VwSen - 105573/16/Br/Bk Linz, am 5. Juni 2000

DVR. 0690392

ERKENNTNIS

Der unabhängige Verwaltungssenat des Landes Oberösterreich erkennt durch sein Mitglied Dr. Bleier über die Berufung des Herrn F , vom 28. Mai 1998, Zl. III/S 4.110/98-1, nach der am 14. Juli 1998 durchgeführten öffentlichen mündlichen Verhandlung und nach Entscheidung über h.

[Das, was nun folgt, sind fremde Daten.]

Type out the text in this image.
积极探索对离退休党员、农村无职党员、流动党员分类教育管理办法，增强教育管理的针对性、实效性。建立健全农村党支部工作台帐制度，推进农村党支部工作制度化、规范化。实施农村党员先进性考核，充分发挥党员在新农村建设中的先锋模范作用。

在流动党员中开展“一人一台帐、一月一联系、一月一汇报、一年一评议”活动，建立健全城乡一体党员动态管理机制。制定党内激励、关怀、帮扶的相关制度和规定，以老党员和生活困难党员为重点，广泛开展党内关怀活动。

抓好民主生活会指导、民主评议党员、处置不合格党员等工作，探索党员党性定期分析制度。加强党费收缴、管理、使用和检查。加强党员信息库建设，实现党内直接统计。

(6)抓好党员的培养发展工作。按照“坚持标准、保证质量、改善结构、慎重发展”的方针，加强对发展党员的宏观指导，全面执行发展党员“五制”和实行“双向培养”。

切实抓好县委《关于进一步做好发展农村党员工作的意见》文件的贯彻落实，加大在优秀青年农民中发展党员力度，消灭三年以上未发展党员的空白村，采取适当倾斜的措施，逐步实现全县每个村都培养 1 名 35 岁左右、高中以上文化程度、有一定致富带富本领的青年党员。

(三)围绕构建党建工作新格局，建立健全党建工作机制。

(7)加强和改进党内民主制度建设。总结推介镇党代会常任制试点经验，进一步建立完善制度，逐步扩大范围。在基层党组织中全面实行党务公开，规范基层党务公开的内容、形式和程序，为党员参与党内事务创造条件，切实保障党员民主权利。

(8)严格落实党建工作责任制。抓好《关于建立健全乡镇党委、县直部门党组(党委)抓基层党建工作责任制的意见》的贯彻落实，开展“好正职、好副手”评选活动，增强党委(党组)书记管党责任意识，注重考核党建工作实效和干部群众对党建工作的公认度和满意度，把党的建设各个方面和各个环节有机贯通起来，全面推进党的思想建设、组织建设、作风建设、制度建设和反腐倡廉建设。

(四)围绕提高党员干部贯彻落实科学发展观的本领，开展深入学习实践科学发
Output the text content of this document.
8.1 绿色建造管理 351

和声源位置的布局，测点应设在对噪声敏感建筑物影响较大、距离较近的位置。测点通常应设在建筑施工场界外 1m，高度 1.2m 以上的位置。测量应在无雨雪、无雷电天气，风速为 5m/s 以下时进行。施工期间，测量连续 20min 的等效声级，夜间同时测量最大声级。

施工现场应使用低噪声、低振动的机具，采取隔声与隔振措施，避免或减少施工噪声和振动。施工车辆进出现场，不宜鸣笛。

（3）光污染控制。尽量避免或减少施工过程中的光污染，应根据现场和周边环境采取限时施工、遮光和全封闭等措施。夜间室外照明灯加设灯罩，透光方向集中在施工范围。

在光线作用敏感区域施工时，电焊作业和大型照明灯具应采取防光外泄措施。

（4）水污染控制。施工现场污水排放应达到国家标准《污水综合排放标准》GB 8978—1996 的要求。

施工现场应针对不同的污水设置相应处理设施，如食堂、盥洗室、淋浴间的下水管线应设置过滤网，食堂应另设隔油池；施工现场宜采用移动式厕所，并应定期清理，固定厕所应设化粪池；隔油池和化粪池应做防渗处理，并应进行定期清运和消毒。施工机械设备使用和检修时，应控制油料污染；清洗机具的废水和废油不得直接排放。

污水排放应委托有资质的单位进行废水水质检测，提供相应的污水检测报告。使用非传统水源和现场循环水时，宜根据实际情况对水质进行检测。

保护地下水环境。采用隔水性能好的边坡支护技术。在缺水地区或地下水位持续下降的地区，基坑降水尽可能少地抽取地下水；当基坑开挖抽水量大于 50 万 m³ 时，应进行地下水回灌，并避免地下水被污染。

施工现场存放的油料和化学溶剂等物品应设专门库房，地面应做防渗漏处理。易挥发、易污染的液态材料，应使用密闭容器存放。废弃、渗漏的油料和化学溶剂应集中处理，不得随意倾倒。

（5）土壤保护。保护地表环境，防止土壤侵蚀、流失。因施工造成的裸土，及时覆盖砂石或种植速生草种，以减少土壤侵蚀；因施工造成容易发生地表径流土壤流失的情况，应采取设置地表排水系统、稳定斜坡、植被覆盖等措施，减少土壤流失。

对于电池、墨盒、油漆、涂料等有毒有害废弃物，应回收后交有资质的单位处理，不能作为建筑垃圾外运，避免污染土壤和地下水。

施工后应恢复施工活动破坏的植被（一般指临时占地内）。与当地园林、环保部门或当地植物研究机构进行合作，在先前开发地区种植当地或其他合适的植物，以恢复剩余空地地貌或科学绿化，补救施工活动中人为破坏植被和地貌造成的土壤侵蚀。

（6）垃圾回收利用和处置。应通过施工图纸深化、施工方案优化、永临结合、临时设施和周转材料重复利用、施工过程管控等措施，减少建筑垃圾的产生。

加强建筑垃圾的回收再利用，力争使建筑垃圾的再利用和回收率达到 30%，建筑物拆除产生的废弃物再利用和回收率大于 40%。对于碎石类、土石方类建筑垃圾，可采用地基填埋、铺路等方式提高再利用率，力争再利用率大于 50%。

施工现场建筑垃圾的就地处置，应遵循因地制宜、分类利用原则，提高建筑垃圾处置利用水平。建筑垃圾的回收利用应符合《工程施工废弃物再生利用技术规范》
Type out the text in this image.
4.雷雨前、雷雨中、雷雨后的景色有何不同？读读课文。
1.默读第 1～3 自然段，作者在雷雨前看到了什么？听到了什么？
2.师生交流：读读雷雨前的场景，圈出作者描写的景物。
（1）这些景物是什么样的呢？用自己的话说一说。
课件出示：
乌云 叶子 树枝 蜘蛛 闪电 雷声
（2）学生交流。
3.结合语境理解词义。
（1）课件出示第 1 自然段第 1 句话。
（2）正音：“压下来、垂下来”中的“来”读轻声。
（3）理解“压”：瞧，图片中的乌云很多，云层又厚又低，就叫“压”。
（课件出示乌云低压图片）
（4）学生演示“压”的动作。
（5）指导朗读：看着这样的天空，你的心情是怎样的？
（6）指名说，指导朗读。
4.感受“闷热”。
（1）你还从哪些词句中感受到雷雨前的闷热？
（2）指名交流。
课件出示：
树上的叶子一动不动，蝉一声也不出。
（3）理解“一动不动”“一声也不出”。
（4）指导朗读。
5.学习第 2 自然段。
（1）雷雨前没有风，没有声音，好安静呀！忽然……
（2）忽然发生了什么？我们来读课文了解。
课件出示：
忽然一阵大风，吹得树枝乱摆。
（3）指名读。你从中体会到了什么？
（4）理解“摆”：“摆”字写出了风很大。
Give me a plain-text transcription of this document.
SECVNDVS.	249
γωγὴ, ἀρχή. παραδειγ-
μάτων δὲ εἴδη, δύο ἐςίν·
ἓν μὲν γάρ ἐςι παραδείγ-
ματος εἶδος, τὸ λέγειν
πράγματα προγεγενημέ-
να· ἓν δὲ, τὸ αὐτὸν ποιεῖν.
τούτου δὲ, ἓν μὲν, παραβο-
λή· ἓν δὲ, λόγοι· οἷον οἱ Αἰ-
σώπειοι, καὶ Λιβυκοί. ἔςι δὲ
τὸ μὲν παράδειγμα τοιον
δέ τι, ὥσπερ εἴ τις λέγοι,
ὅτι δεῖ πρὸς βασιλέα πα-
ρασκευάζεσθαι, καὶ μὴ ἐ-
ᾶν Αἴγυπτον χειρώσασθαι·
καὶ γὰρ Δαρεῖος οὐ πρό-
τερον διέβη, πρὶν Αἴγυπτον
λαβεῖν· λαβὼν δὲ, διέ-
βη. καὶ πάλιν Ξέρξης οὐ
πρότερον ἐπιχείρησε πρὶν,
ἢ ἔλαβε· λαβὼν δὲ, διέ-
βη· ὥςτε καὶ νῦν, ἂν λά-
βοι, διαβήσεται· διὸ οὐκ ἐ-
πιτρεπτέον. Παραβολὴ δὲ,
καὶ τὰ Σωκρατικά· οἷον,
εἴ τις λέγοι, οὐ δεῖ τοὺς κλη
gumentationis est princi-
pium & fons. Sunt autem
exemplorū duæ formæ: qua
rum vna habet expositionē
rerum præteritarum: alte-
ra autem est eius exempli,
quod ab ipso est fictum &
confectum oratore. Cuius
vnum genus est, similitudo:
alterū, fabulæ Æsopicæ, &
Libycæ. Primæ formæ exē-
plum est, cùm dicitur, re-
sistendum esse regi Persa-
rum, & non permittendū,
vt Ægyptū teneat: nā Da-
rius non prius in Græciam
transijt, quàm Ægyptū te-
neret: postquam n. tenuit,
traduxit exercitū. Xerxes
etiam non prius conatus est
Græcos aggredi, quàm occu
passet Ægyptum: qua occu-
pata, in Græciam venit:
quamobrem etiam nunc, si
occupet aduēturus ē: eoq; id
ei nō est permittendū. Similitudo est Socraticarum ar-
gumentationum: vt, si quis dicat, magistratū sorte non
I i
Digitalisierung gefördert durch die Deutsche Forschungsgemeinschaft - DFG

Antrag v. 20. Juli 1998, gemäß Art. 129a Abs.3 iVm Art. 89 Abs.2 und Art. 140 Abs.1 B-VG durch den Verfassungsgerichtshof, vom 15. März 2000, G 211/98-9, zu Recht:

I. Der Berufung wird mit der Maßgabe Folge gegeben, dass unter Anwendung des § 21 VStG von der Verhängung einer Strafe abgesehen wird und als Ort der Verweigerung "die Wohnung N" zu gelten hat.

Rechtsgrundlage:

§ 66 Abs. 4 Allgemeines Verwaltungsverfahrensgesetz BGBl.Nr. 51/1991, zuletzt geändert durch BGBl. Nr. 158/1998 - AVG iVm § 21, § 24, § 51 Abs.1, § 51e Abs.1 und § 51i Verwaltungsstrafgesetz, BGBl. Nr. 52/1991, zuletzt geändert durch BGBl.Nr. 164/1999 - VStG;

II. Es entfallen sämtliche Verfahrenskostenbeiträge.

Rechtsgrundlage:

§ 65 VStG.

Entscheidungsgründe:

1. Über den Berufungswerber wurde mit dem oben bezeichneten Straferkenntnis der Bundespolizeidirektion Linz wegen der Übertretung nach § 99 Abs.1 lit.b iVm § 5 Abs.2 StVO 1960 eine Geldstrafe von 10.000 S und im Nichteinbringungsfall zehn Tage Ersatzfreiheitsstrafe verhängt, weil er am 3.2.1998 um 20.01 Uhr in L auf der N vor dem Haus Nr. den LKW mit dem Kennzeichen gelenkt und am 3.2.1998 um 20.07 Uhr in L auf der N vor dem Haus Nr. , trotz begründeter Vermutung der Alkoholbeeinträchtigung (Geruch der Atemluft nach Alkohol, veränderter Gang, veränderte Sprache, gerötete Bindehäute) und trotz Aufforderung durch ein besonders geschultes und von der Behörde hierzu ermächtigtes Organ der Straßenaufsicht die Untersuchung der Atemluft auf Alkoholgehalt mittels Alkomat verweigert habe.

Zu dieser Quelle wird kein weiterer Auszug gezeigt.